Beroep ingesteld op 7 januari 2011 - Bank Kargoshaei e.a. / Raad

(Zaak T-8/11)

Procestaal: Engels

Partijen

Verzoekende partijen: Bank Kargoshaei, Bank Melli Iran Investment Company, Bank Melli Iran Printing and Publishing Company, Cement Investment & Development Co., Mazandaran Cement Company, Melli Agrochemical Company, Shomal Cement Co., (Teheran, Iran) (vertegenwoordigers: L. Defalque en S. Woog, advocaten)

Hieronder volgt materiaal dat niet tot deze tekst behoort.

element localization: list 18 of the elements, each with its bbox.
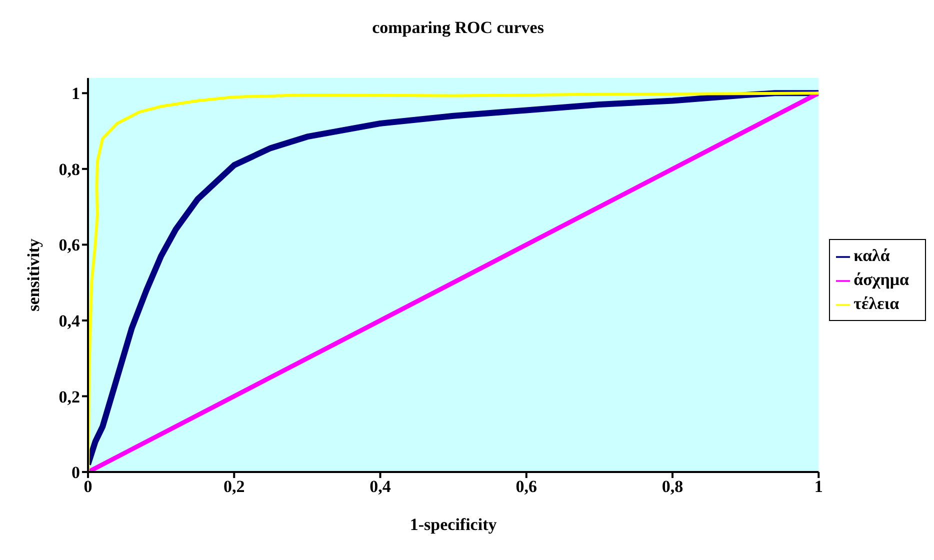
x-axis-title: 1-specificity	[410, 515, 498, 534]
y-tick-label: 0,6	[58, 236, 80, 255]
y-axis-title: sensitivity	[24, 238, 44, 312]
x-tick-label: 0	[84, 477, 92, 496]
x-tick-label: 0,2	[224, 477, 245, 496]
chart-title: comparing ROC curves	[371, 18, 545, 38]
x-tick-label: 0,6	[516, 477, 537, 496]
y-tick-label: 0	[72, 463, 80, 482]
y-tick-label: 0,2	[58, 387, 80, 406]
legend-label: καλά	[854, 246, 890, 265]
x-tick-label: 0,4	[370, 477, 392, 496]
legend-label: τέλεια	[854, 294, 900, 313]
y-tick-label: 0,8	[58, 160, 80, 179]
x-tick-label: 0,8	[662, 477, 684, 496]
y-tick-label: 0,4	[58, 311, 80, 330]
y-tick-label: 1	[72, 84, 80, 104]
x-tick-label: 1	[814, 477, 823, 496]
legend-label: άσχημα	[854, 270, 909, 289]
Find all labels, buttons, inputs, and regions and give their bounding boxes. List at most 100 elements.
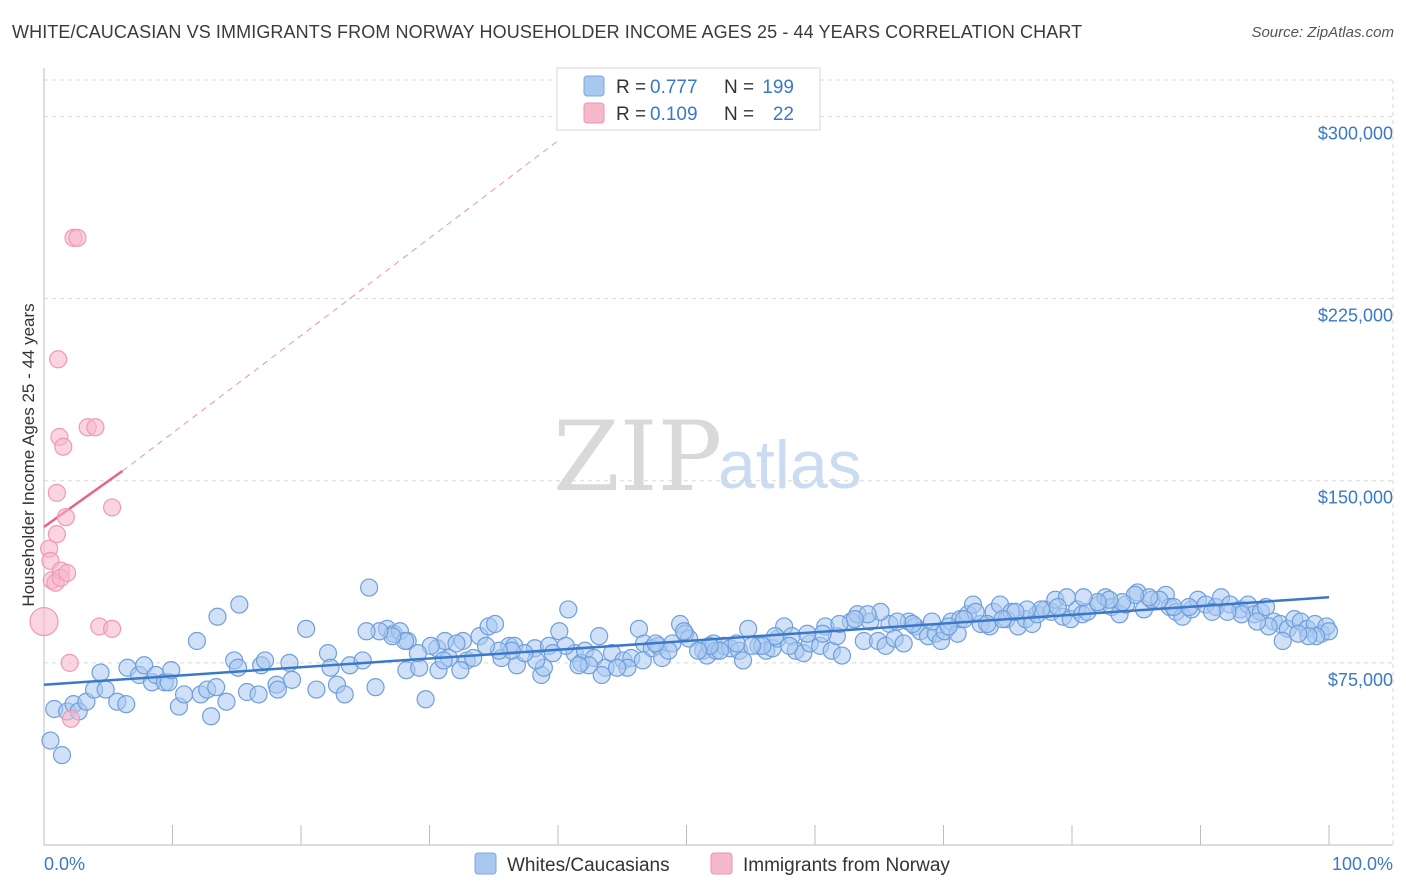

Verwerende partij: Raad van de Europese Unie

Conclusies

Punt 5 van [hoofdstuk I], afdeling B, van de bijlage bij besluit 2010/644/GBVB van de Raad van 25 oktober 2010 tot wijziging van besluit 2010/413/GBVB betreffende beperkende maatregelen tegen Iran en tot intrekking van gemeenschappelijk standpunt 2007/140/GBVB1 en punt 5 van afdeling B van verordening (EU) nr. 961/2010 van de Raad van 25 oktober 2010 betreffende beperkende maatregelen ten aanzien van Iran en tot intrekking van verordening (EG) nr. 423/20072 nietig verklaren en ook het in de brief van de Raad van 28 oktober 2010 vervatte besluit nietig verklaren;

artikel 20, lid 1, sub b, van besluit 2010/413/GBVB van de Raad van 26 juli 20103 en artikel 16, lid 2, sub a, van verordening (EU) nr. 961/2010 van de Raad onwettig en niet-toepasselijk op verzoekster verklaren;

de Raad verwijzen in de kosten van verzoeksters voor onderhavige procedure.

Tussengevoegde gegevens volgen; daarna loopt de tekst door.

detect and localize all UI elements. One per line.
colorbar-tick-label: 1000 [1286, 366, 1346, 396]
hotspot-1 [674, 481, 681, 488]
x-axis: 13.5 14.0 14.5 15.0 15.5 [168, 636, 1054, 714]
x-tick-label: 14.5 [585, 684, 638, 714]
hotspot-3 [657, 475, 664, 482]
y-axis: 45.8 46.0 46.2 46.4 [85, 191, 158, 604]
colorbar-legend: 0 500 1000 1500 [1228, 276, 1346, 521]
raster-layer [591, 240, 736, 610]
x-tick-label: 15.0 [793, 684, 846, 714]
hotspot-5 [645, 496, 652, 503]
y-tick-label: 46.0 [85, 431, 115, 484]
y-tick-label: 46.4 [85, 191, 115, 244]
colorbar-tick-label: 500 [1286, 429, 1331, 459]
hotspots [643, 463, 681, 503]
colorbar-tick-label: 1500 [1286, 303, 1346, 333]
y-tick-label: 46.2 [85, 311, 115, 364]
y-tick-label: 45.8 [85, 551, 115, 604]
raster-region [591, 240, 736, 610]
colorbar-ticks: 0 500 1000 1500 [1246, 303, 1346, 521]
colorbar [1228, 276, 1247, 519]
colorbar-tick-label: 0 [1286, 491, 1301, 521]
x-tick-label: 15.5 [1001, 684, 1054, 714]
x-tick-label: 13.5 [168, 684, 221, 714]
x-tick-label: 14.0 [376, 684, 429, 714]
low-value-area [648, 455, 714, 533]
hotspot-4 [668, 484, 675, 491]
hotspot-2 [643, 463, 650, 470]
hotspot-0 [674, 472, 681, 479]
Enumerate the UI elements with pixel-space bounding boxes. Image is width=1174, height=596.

Middelen en voornaamste argumenten

Verzoeksters' middelen komen overeen met die van verzoekster in zaak T-7/11, Bank Melli Iran/Raad.

____________

1 - PB L 281, blz. 81.

2 - PB L 281, blz. 1.

3 - Besluit 2010/413/GBVB van de Raad van 26 juli 2010 betreffende beperkende maatregelen tegen Iran en tot intrekking van gemeenschappelijk standpunt 2007/140/GBVB (PB L 195, blz. 39).